I need to calculate the missing Cal.
For each Obs, its Cal is a linear combination of previous two Cal values.
Cal(3) = Cal(2) * &coef1 + Cal(1) * &coef2.
Cal(4) = Cal(3) * &coef1 + Cal(2) * &coef2.
But Cal = lag1(Cal) * &coef1 + lag2(Cal) * &coef2 didn't work as I expected.
The problem with using lag is when you use lag1(Cal) you're not getting the last value of Cal that was written to the output dataset, you're getting the last value that was passed to the lag1 function.
It would probably be easier to use a retain as follows:
data want(drop=Cal_l:);
set have;
retain Cal_l1 Cal_l2;
if missing(Cal) then Cal = Cal_l1 * &coef1 + Cal_l2 * &coef2;
Cal_l2 = Cal_l1;
Cal_l1 = Cal;
run;
I would guess you wrote a datastep like so.
data want;
set have;
if missing(cal) then
cal = lag1(cal)*&coef1 + lag2(cal)*&coef2;
run;
LAG isn't grabbing a previous value, but is rather creating a queue that is N long and gives you the end piece of. If you have it behind an IF statement, then you will never put the useful values of CAL into that queue - you'll only be tossing missings into it. See it like so:
data have;
do x=1 to 10;
output;
end;
run;
data want;
set have;
real_lagx = lag(x);
if mod(x,2)=0 then do;
not_lagx = lag(x);
put real_lagx= not_lagx=;
end;
run;
The Real lags are the immediate last value, while the NOT lags are the last even value, because they're inside the IF.
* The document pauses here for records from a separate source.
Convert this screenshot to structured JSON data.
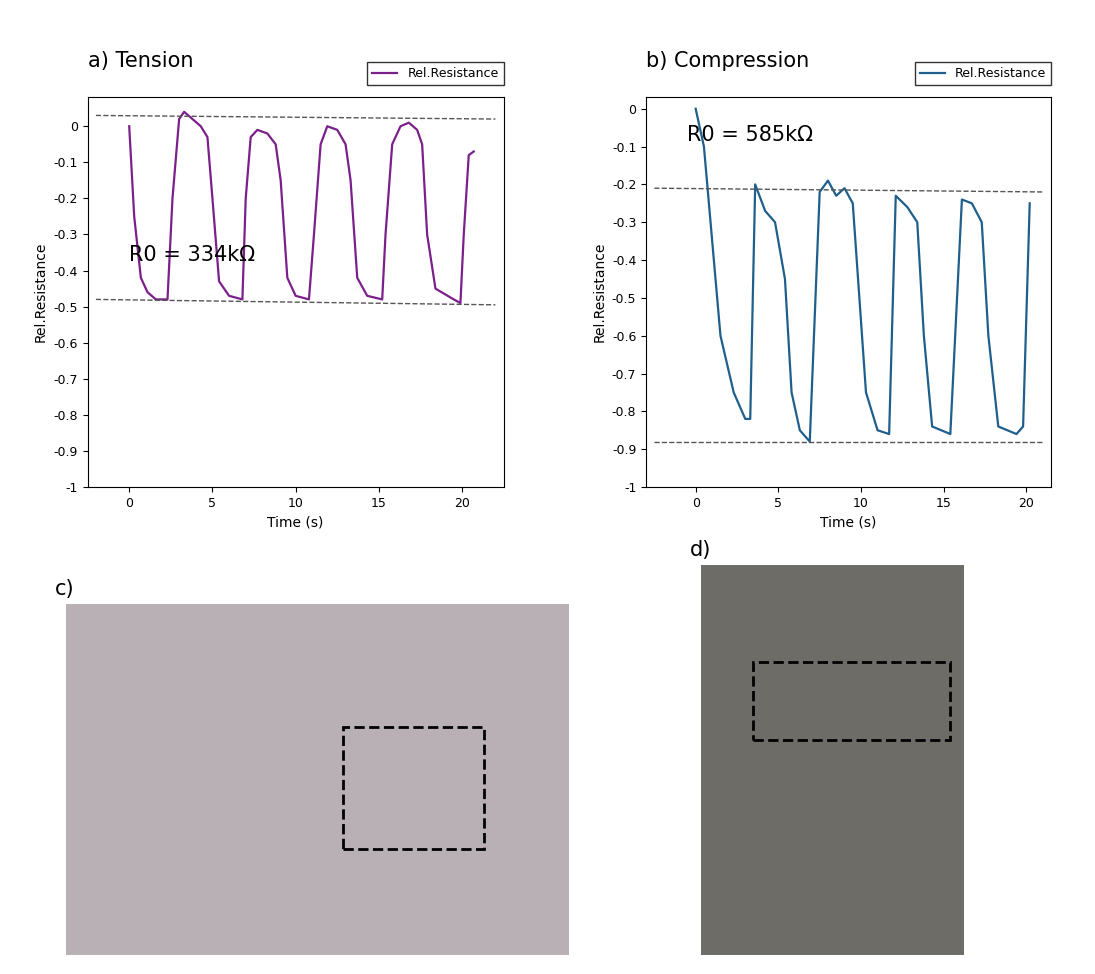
{
  "chart_data": [
    {
      "type": "line",
      "title": "a) Tension",
      "x_label": "Time (s)",
      "y_label": "Rel.Resistance",
      "annotation": "R0 = 334kΩ",
      "legend": "upper right",
      "xlim": [
        -2.5,
        22.5
      ],
      "xticks": [
        0,
        5,
        10,
        15,
        20
      ],
      "ylim": [
        -1,
        0.08
      ],
      "yticks": [
        -1,
        -0.9,
        -0.8,
        -0.7,
        -0.6,
        -0.5,
        -0.4,
        -0.3,
        -0.2,
        -0.1,
        0
      ],
      "series": [
        {
          "name": "Rel.Resistance",
          "color": "#7b1f8a",
          "line_style": "solid",
          "x": [
            0,
            0.3,
            0.7,
            1.1,
            1.6,
            2.3,
            2.6,
            3.0,
            3.3,
            3.8,
            4.3,
            4.7,
            5.0,
            5.4,
            6.0,
            6.8,
            7.0,
            7.3,
            7.7,
            8.3,
            8.8,
            9.1,
            9.5,
            10.0,
            10.8,
            11.1,
            11.5,
            11.9,
            12.5,
            13.0,
            13.3,
            13.7,
            14.3,
            15.2,
            15.4,
            15.8,
            16.3,
            16.8,
            17.3,
            17.6,
            17.9,
            18.4,
            19.5,
            19.9,
            20.1,
            20.4,
            20.7
          ],
          "values": [
            0,
            -0.25,
            -0.42,
            -0.46,
            -0.48,
            -0.48,
            -0.2,
            0.02,
            0.04,
            0.02,
            0.0,
            -0.03,
            -0.2,
            -0.43,
            -0.47,
            -0.48,
            -0.2,
            -0.03,
            -0.01,
            -0.02,
            -0.05,
            -0.15,
            -0.42,
            -0.47,
            -0.48,
            -0.3,
            -0.05,
            0.0,
            -0.01,
            -0.05,
            -0.15,
            -0.42,
            -0.47,
            -0.48,
            -0.3,
            -0.05,
            0.0,
            0.01,
            -0.01,
            -0.05,
            -0.3,
            -0.45,
            -0.48,
            -0.49,
            -0.3,
            -0.08,
            -0.07
          ]
        }
      ],
      "reference_lines": [
        {
          "x": [
            -2,
            22
          ],
          "y": [
            0.03,
            0.02
          ],
          "color": "#555555",
          "line_style": "dashed"
        },
        {
          "x": [
            -2,
            22
          ],
          "y": [
            -0.48,
            -0.495
          ],
          "color": "#555555",
          "line_style": "dashed"
        }
      ]
    },
    {
      "type": "line",
      "title": "b) Compression",
      "x_label": "Time (s)",
      "y_label": "Rel.Resistance",
      "annotation": "R0 = 585kΩ",
      "legend": "upper right",
      "xlim": [
        -3,
        21.5
      ],
      "xticks": [
        0,
        5,
        10,
        15,
        20
      ],
      "ylim": [
        -1,
        0.03
      ],
      "yticks": [
        -1,
        -0.9,
        -0.8,
        -0.7,
        -0.6,
        -0.5,
        -0.4,
        -0.3,
        -0.2,
        -0.1,
        0
      ],
      "series": [
        {
          "name": "Rel.Resistance",
          "color": "#1f5f8b",
          "line_style": "solid",
          "x": [
            0,
            0.5,
            1.0,
            1.5,
            2.3,
            3.0,
            3.3,
            3.6,
            4.2,
            4.8,
            5.4,
            5.8,
            6.3,
            6.9,
            7.5,
            8.0,
            8.5,
            9.0,
            9.5,
            9.9,
            10.3,
            11.0,
            11.7,
            12.1,
            12.8,
            13.4,
            13.8,
            14.3,
            15.4,
            16.1,
            16.7,
            17.3,
            17.7,
            18.3,
            19.4,
            19.8,
            20.2
          ],
          "values": [
            0,
            -0.1,
            -0.35,
            -0.6,
            -0.75,
            -0.82,
            -0.82,
            -0.2,
            -0.27,
            -0.3,
            -0.45,
            -0.75,
            -0.85,
            -0.88,
            -0.22,
            -0.19,
            -0.23,
            -0.21,
            -0.25,
            -0.5,
            -0.75,
            -0.85,
            -0.86,
            -0.23,
            -0.26,
            -0.3,
            -0.6,
            -0.84,
            -0.86,
            -0.24,
            -0.25,
            -0.3,
            -0.6,
            -0.84,
            -0.86,
            -0.84,
            -0.25
          ]
        }
      ],
      "reference_lines": [
        {
          "x": [
            -2.5,
            21
          ],
          "y": [
            -0.21,
            -0.22
          ],
          "color": "#555555",
          "line_style": "dashed"
        },
        {
          "x": [
            -2.5,
            21
          ],
          "y": [
            -0.88,
            -0.88
          ],
          "color": "#555555",
          "line_style": "dashed"
        }
      ]
    }
  ],
  "images": [
    {
      "label": "c)"
    },
    {
      "label": "d)"
    }
  ]
}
You have two major options here. Use RETAIN to keep track of the last two observations, or use LAG like I did above before the IF statement and then use the lagged values inside the IF statement. There's nothing inherently better or worse with either method; LAG works for what it does as long as you understand it well. RETAIN is often considered 'safer' because it's harder to screw up; it's also easier to watch what you're doing.
data want;
set have;
retain cal1 cal2;
if missing(cal) then cal=cal1*&coef1+cal2*&coef2;
output;
cal2=cal1;
cal1=cal;
run;
or
data want;
set have;
cal1=lag1(cal);
cal2=lag2(cal);
if missing(cal) then cal=cal1*&coef1+cal2*&coef2;
run;
The latter method will only work if cal is infrequently missing - specifically, if it's never missing more than once from any three observations. In the initial example, the first cal (row 3) will be populated, but from there on out it will always be missing. This may or may not be desired; if it's not, use retain.
There might be a way to accomplish it in a DATA step but as for me, when I want SAS to process iteratively, I use PROC IML and a do loop. I named your table SO and succesfully ran the following :
PROC IML;
use SO; /* create a matrix from your table to be used in proc iml */
read all var _all_ into table;
close SO;
Cal=table[,3];
do i=3 to nrow(cal); /* process iteratively the calculations */
if cal[i]=. then do;cal[i]=&coef1.*cal[i-1]+&coef2.*cal[i-2];
end;else do;end;
end;
table[,3]=cal;
Varnames={"Obs" "Theo" "Cal"};
create SO_ok from table [colname=varnames]; /* outputs a new table */
append from table;
close SO_ok;
QUIT;
I'm not saying you couldn't use lag() and a DATA step to achieve what you want to do. But I find that PROC IML is useful and more intuitive when it comes to iterative process.